“Telam è un’agenzia di propaganda kirchnerista. La chiuderemo”. Il presidente argentino Javier Milei, eletto quattro mesi fa e che già in passato ha dichiarato di non amare i giornalisti, ha ha liquidato con un annuncio a freddo i 78 anni di storia della più grande agenzia di stampa argentina, una delle principali dell’America Latina. Una decisione comunicata in un discorso al Congresso, a Camere riunite, dove pure ha avvertito che rifonderà l’Argentina “con o senza il sostegno della politica”.
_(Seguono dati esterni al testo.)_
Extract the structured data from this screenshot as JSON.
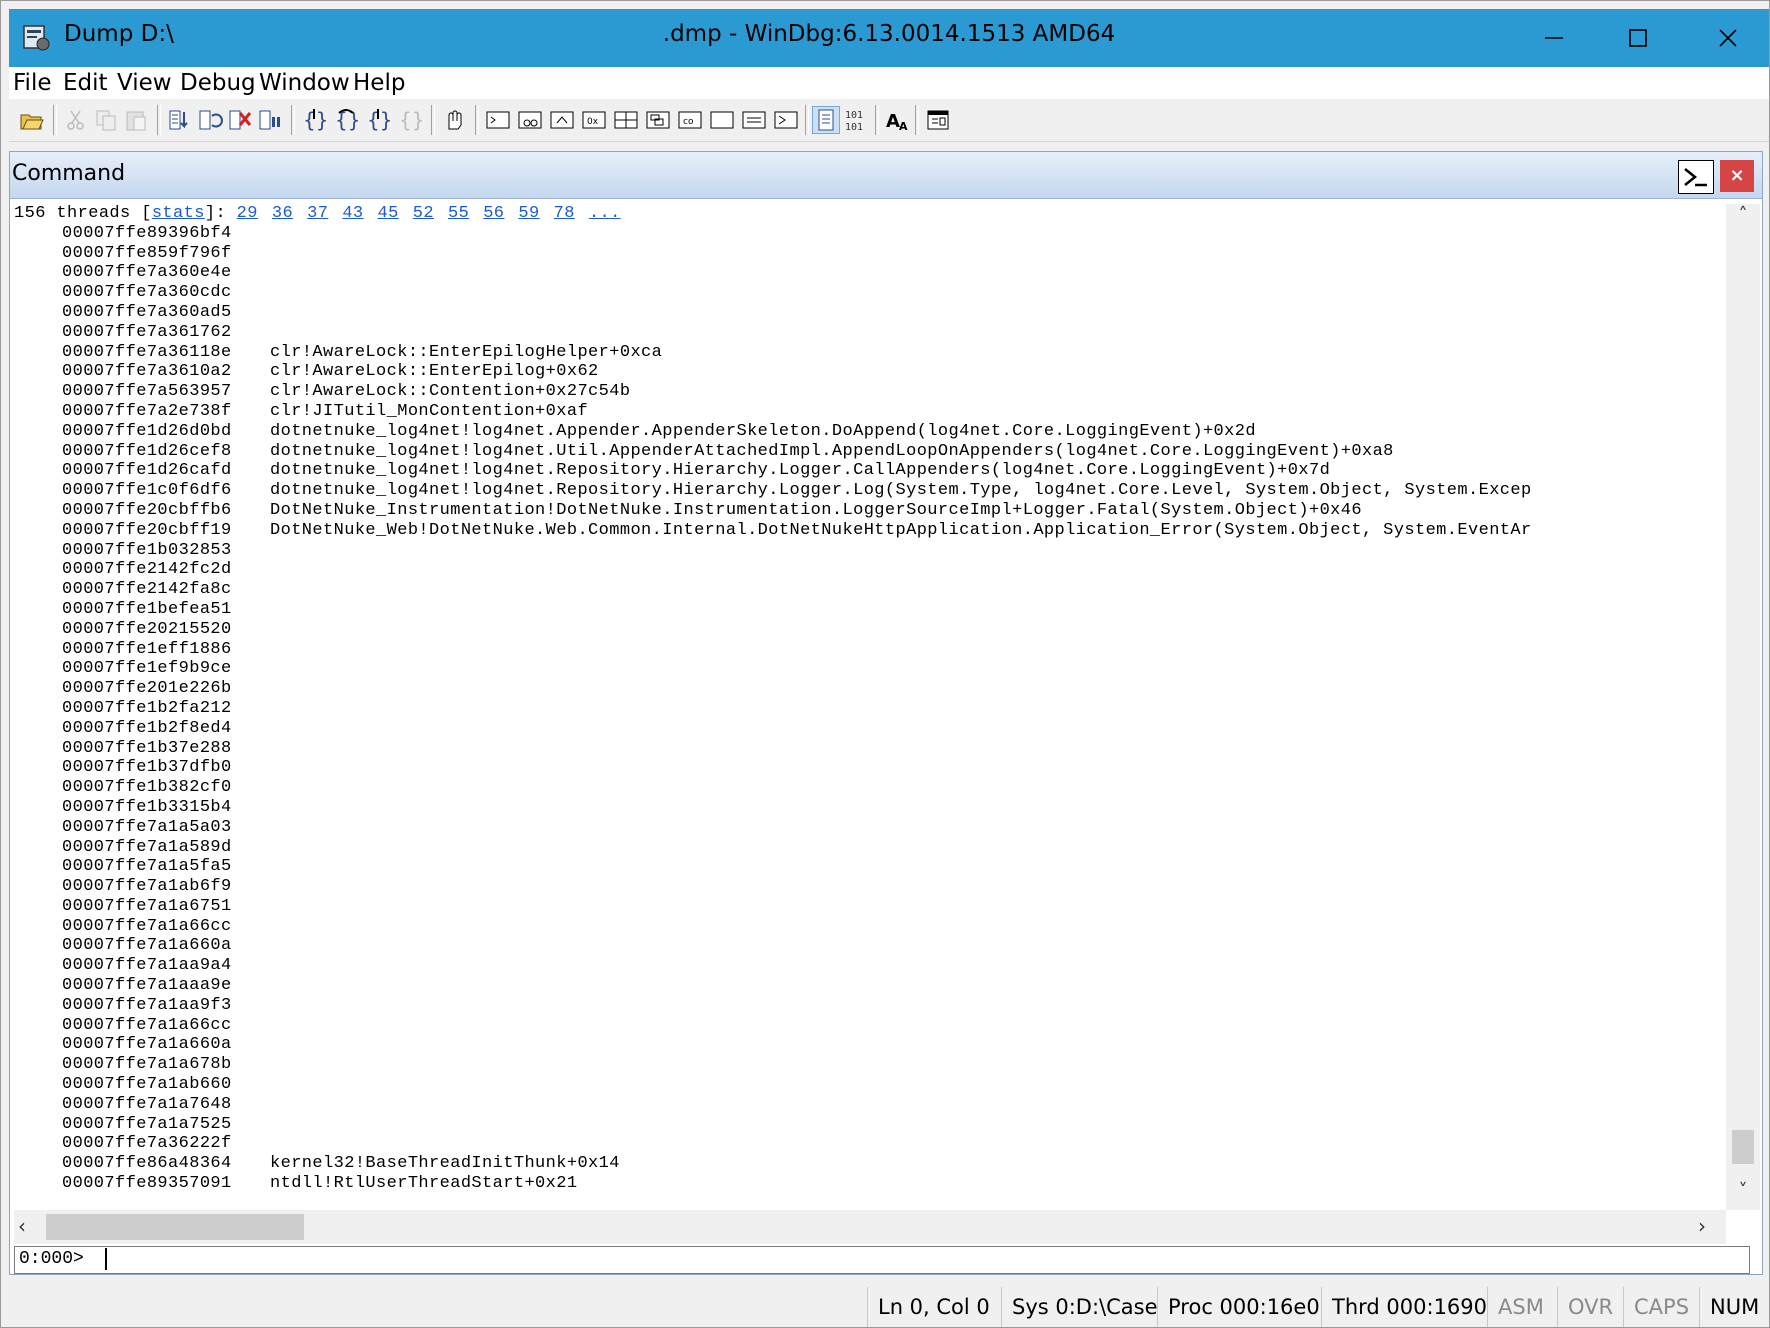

L’ex presidente Cristina Kirchner non è più al governo e il deficit di Telam – dove lavorano 700 giornalisti – nel 2023 ha sforato i tre milioni di dollari. Troppo per il leader di destra, che nel suo discorso ha chiarito cosa pensi del giornalismo nel Paese: una categoria “prezzolata” che “calunnia e mente in modo depravato”, la cui unica missione è quella di “assoggettare volontà”.

Parole che sono valse a Milei l’immediata condanna del Foro del giornalismo argentino (Fopea), principale associazione a difesa della libertà di stampa e di espressione. “Sono affermazioni che implicano un arretramento nella costruzione democratica, che colpiscono la libertà d’espressione con intimidazioni” tese ad indurre “all’autocensura”, si legge in una nota dell’organizzazione, in cui si ribadisce anche la “posizione a favore dell’esistenza di mezzi di informazione pubblici non governativi che rispettino la libertà d’espressione e il diritto all’informazione dei cittadini”.

Fondata nel 1945 Telam è l’unica agenzia del Paese, e una delle poche nella regione, con una rete di corrispondenti in tutte le province, e molteplici accordi di cooperazione con la stampa internazionale. Tra gli oltre 500 lanci giornalieri, ha pubblicato anche quello sulla sua condanna a morte. Un titolo secco. “Milei ha affermato che durante la sua gestione chiuderà Telam“. Quasi un necrologio. L’agenzia produce 200 fotografie al giorno da tutto il Paese e possiede anche un video-desk, una radio e un portale web. Il lancio è corredato da alcuni degli scatti più emblematici dell’archivio fotografico di Telam tra i quali alcuni riguardanti la guerra delle Falkland-Malvinas, il ritorno della democrazia, e le proteste sociali della crisi del 2001.